Estavam indo em direção ao carro de Tio Luís — havia ido de uber e Edgar tinha perdido o carro recentemente — quando o sentido aranha de Heloísa fez com que a garota arrepiasse da cabeça aos pés. Se virou rapidamente e puxou a irmã em direção dos muros do restaurante. No segundo seguinte um carro desgovernado invadiu a calçada passando com as rodas do lado direito bem no local em que Clara estava antes de Lica a puxar.

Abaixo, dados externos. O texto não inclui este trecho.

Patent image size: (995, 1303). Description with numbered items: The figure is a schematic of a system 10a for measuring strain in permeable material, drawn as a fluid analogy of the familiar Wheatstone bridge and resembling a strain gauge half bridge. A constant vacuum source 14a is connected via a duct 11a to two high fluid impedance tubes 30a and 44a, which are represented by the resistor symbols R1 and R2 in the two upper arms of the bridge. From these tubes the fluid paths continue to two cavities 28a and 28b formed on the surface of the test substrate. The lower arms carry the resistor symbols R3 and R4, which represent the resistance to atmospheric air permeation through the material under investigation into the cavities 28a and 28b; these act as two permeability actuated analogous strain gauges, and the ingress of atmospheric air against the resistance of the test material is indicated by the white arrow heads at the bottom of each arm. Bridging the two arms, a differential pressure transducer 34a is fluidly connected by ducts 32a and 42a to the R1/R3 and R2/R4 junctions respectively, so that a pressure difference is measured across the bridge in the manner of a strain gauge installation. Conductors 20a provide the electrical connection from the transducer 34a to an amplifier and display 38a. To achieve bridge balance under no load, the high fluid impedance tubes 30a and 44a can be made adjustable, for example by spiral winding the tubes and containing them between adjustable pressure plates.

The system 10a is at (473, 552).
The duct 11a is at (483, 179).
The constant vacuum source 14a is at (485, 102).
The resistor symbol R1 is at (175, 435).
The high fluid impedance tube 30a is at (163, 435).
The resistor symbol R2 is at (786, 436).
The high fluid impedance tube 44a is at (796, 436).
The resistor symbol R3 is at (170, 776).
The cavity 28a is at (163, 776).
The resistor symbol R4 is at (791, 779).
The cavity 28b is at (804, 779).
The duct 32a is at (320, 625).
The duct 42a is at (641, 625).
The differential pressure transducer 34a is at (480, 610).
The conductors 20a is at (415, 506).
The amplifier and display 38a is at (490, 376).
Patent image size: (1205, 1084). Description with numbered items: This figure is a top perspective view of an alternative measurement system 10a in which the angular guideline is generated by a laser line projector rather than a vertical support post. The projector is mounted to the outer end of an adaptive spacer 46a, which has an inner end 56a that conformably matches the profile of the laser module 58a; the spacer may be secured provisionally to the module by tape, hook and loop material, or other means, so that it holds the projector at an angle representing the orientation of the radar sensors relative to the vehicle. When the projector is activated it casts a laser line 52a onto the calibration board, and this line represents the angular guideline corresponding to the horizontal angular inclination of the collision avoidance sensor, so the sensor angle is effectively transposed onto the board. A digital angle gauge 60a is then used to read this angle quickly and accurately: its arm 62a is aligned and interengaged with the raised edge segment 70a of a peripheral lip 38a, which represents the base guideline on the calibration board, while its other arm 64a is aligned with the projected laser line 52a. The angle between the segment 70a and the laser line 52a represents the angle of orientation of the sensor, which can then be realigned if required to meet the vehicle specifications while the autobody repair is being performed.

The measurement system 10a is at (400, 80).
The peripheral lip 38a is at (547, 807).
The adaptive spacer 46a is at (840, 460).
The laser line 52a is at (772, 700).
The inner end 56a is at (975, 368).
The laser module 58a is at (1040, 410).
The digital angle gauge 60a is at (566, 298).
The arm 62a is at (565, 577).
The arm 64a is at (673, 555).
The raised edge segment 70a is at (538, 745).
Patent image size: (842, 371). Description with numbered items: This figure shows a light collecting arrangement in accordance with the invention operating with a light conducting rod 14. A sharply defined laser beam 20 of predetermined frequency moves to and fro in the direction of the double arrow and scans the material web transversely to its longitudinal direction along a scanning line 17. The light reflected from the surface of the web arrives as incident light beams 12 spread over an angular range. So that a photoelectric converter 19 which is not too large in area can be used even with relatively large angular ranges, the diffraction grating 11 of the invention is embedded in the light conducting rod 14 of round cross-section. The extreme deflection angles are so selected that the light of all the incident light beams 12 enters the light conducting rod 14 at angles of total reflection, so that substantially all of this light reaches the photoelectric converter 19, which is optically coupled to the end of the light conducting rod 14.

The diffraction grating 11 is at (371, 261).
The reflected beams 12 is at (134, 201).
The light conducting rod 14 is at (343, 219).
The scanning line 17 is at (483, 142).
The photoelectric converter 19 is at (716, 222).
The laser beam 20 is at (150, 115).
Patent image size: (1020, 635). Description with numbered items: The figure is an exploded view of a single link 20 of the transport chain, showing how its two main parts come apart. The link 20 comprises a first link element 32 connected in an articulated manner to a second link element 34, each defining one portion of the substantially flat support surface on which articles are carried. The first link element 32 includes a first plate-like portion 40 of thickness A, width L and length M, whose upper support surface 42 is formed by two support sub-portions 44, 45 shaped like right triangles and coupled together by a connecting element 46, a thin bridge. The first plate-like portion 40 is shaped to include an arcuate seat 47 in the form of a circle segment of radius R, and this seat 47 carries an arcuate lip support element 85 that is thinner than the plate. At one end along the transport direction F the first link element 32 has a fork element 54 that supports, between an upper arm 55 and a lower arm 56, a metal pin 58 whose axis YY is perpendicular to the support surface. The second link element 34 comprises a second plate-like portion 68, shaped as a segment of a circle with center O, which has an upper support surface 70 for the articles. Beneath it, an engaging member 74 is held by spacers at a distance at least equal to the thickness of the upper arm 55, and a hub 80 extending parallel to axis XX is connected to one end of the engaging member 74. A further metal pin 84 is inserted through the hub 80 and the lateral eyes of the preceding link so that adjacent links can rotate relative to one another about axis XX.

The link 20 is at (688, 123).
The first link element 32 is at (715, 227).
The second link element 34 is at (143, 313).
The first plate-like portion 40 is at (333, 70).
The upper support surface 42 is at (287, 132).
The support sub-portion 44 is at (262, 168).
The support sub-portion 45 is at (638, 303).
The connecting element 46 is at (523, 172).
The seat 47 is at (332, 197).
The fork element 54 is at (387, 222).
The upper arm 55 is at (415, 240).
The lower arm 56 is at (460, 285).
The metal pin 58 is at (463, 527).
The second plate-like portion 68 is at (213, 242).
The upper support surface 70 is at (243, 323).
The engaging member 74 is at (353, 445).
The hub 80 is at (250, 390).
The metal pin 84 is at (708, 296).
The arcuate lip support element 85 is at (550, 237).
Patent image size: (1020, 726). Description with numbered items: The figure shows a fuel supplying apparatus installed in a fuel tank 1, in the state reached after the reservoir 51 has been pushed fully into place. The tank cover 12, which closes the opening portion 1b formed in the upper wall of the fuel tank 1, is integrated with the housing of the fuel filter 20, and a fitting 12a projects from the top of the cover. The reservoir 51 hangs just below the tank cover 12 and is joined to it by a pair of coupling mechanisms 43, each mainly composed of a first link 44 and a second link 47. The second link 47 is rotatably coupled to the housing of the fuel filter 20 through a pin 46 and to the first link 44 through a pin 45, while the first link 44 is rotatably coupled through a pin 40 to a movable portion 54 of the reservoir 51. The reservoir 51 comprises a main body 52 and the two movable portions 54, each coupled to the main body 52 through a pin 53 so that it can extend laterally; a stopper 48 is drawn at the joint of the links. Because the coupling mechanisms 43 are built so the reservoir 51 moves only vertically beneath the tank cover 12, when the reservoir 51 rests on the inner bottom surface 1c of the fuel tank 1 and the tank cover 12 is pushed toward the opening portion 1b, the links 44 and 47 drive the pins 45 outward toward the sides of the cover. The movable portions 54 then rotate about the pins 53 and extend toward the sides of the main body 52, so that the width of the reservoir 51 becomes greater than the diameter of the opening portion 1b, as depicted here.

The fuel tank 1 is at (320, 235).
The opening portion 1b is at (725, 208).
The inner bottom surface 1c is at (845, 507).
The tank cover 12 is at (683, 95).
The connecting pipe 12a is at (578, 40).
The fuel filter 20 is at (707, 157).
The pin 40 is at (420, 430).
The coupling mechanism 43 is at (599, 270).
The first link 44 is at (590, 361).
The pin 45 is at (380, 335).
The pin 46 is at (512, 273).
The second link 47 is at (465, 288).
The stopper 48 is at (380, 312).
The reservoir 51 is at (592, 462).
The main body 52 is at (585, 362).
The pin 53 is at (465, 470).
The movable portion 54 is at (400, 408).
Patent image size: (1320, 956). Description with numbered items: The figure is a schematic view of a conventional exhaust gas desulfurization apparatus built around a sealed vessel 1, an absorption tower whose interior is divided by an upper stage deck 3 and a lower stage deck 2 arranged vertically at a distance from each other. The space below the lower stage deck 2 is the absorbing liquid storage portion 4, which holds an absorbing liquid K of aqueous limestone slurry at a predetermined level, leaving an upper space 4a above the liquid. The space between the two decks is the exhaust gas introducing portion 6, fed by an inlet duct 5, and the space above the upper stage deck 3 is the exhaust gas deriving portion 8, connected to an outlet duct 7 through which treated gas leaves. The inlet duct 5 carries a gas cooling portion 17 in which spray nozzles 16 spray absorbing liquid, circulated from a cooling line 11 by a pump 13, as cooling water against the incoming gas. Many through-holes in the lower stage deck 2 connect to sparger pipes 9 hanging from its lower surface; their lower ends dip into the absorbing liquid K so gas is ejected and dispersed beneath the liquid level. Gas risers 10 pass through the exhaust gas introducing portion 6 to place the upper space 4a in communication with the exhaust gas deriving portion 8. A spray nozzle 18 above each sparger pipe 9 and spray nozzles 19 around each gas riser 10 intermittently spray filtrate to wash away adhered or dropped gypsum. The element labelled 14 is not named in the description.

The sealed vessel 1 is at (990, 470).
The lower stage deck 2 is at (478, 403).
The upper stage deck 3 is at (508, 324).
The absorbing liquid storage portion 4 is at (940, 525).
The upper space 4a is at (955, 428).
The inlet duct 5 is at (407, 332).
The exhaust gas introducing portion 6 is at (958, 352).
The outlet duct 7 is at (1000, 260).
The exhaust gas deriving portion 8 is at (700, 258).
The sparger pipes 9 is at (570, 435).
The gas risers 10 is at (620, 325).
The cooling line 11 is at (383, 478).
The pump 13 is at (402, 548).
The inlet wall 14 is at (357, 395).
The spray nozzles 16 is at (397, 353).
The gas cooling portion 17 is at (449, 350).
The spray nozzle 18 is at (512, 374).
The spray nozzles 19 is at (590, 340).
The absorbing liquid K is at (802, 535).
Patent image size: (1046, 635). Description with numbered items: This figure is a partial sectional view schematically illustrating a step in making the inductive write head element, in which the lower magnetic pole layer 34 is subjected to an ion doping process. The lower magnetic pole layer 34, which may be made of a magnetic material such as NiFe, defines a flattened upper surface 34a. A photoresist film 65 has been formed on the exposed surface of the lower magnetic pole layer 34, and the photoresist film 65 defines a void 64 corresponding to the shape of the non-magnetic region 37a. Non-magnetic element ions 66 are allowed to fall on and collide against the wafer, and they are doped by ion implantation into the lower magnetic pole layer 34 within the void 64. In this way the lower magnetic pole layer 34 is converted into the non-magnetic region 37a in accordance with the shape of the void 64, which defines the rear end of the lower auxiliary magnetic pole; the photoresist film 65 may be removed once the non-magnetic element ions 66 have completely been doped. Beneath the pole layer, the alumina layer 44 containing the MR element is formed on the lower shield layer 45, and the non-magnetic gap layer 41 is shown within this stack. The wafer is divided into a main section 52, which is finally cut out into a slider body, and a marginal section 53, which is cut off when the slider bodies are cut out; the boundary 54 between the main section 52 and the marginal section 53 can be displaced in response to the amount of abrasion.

O barulho da freada e os gritos assustados de seus familiares chamaram a atenção de quem passava e das pessoas dentro do estabelecimento. Não houve tempo para xingar e iniciar uma briga com o motorista imprudente, dentro do carro saíram quatro pessoas mascaradas e armadas.


Lica sentiu o suor brotar em sua testa, não tinha como sair dali para se tornar a Garota-Aranha e não tinha como agir às vistas de todos. A sensação de impotência e desespero a atingiram com força total. Pela primeira vez desde que iniciou sua vida dupla, Lica se encontrava de mãos atadas. Olhava apreensiva para o alto, para os lados, para trás e nenhuma saída aparecia.